Thus said Asim el Abbas, slayer of ill-natured beasts and right hand of that most far-sighted of men, seeker of hidden things, Dabir ibn Khalil, favored of the Caliph Harun al-Rashid, upon whom be peace. These are his words:

The girl was going to die. So the hakim had pronounced and Dabir said there was no reason to doubt him. The wasting sickness would soon snuff her candle. Yet the girl trotted back and forth between the members of the expedition, chattering as though it were a feast we rode for.

On this, the third day of our travel, God had blessed us with mild winds and a warm sun. Captain Sarsour and the four-man escort waited with Lina's chaperone a few lengths ahead, at the mouth of the high, narrow pass. Pines fought for life here and there on the crags to either side, but snow and ice surmounted the heights.
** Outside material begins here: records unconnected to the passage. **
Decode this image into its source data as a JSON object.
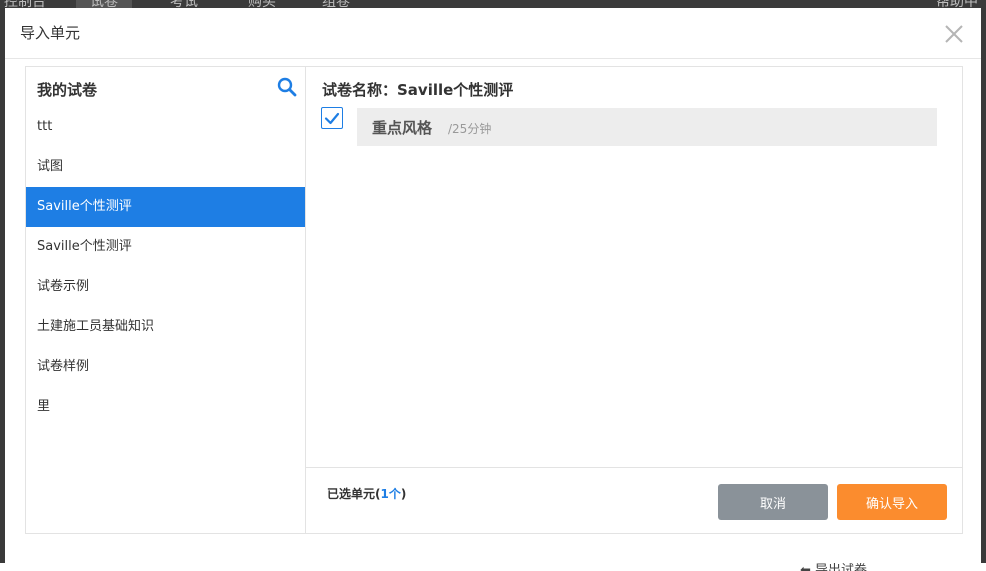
{
  "modal": {
    "title": "导入单元"
  },
  "left": {
    "title": "我的试卷",
    "papers": [
      "ttt",
      "试图",
      "Saville个性测评",
      "Saville个性测评",
      "试卷示例",
      "土建施工员基础知识",
      "试卷样例",
      "里"
    ],
    "selected_index": 2
  },
  "right": {
    "paper_name": "试卷名称：Saville个性测评",
    "units": [
      {
        "name": "重点风格",
        "duration": "/25分钟",
        "checked": true
      }
    ]
  },
  "footer": {
    "selected_prefix": "已选单元(",
    "selected_count": "1个",
    "selected_suffix": ")",
    "cancel_label": "取消",
    "confirm_label": "确认导入"
  },
  "colors": {
    "accent": "#1e7ee4",
    "confirm": "#fb8c2e",
    "cancel": "#8a9299"
  }
}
The soldiers made a brave sight, clad as they were in varied shades of blue, their helmets wrapped in turban cloth, their cuirasses gleaming. Gems flashed upon their belts and sword hilts. Not so many years ago I too had worn such gear, and ridden far under the banner of the caliph.
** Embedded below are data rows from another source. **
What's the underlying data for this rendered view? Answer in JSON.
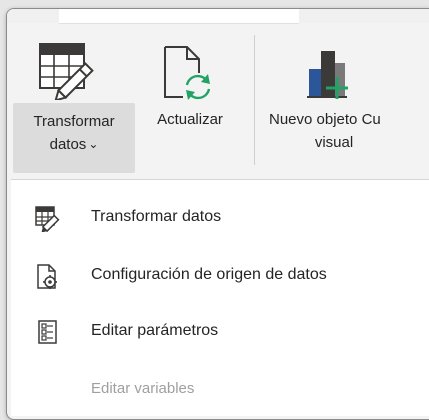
{
  "ribbon": {
    "transform_button": {
      "line1": "Transformar",
      "line2": "datos",
      "chevron": "⌄"
    },
    "refresh_button": {
      "label": "Actualizar"
    },
    "new_visual_button": {
      "line1": "Nuevo objeto Cu",
      "line2": "visual"
    }
  },
  "menu": {
    "items": [
      {
        "label": "Transformar datos",
        "icon": "transform-data-icon",
        "enabled": true
      },
      {
        "label": "Configuración de origen de datos",
        "icon": "data-source-settings-icon",
        "enabled": true
      },
      {
        "label": "Editar parámetros",
        "icon": "edit-parameters-icon",
        "enabled": true
      },
      {
        "label": "Editar variables",
        "icon": "",
        "enabled": false
      }
    ]
  },
  "colors": {
    "green_accent": "#21a366",
    "dark_icon": "#3b3a39",
    "disabled_text": "#a19f9d",
    "hover_bg": "#dcdcdc"
  }
}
Lina lingered for a last look at the plains. I saw most of her long neck and thin face through her veil's fabric. Moments ago she had been laughing at ducks arrowing overhead. Now she was solemn. Might she be searching for a last sight of her home for all her fourteen years, the city of Dariashan?
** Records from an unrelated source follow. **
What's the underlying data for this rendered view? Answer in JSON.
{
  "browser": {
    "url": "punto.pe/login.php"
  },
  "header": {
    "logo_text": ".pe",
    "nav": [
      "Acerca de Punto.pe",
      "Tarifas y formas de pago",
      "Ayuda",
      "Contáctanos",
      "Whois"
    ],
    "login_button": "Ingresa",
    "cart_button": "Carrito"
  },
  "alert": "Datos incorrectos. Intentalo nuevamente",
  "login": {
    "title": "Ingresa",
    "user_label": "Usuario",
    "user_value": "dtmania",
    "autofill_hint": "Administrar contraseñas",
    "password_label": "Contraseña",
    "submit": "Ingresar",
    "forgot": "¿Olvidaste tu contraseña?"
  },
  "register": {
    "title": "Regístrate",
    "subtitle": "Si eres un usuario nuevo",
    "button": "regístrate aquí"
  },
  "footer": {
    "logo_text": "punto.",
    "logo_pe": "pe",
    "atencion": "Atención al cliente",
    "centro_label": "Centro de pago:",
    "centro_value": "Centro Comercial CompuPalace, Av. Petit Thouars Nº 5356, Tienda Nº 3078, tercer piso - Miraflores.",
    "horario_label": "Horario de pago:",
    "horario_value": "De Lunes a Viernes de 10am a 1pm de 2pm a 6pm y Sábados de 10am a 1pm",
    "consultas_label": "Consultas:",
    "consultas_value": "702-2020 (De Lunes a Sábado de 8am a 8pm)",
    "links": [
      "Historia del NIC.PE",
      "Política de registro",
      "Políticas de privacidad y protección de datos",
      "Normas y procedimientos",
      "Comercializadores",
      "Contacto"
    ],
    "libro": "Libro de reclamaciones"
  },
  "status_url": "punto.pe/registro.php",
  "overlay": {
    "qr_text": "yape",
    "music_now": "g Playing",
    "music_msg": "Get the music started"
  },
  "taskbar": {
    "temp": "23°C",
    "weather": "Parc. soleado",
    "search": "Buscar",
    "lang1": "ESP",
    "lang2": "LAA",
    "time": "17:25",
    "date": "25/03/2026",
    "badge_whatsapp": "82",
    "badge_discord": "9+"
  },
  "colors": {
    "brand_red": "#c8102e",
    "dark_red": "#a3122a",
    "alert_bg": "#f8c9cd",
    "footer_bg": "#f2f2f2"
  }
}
The hakim, on his gray mount, cleared his throat, but Lina did not respond. I looked to Dabir.

Dabir opened his mouth to speak, then brushed his small spade beard instead. He smiled sadly at me. “Give her another moment.” His voice was soft.

My horse snorted impatiently and bent to nibble clover.

A long moment passed, yet the girl showed no signs of moving.

“Lina,” Dabir said gently, “we must be going.”

Lina’s eyes were half-closed as she looked over her shoulder. "Of course of course, don't rush my horse." She giggled, then turned with a toss of her dark curls, her veil swinging.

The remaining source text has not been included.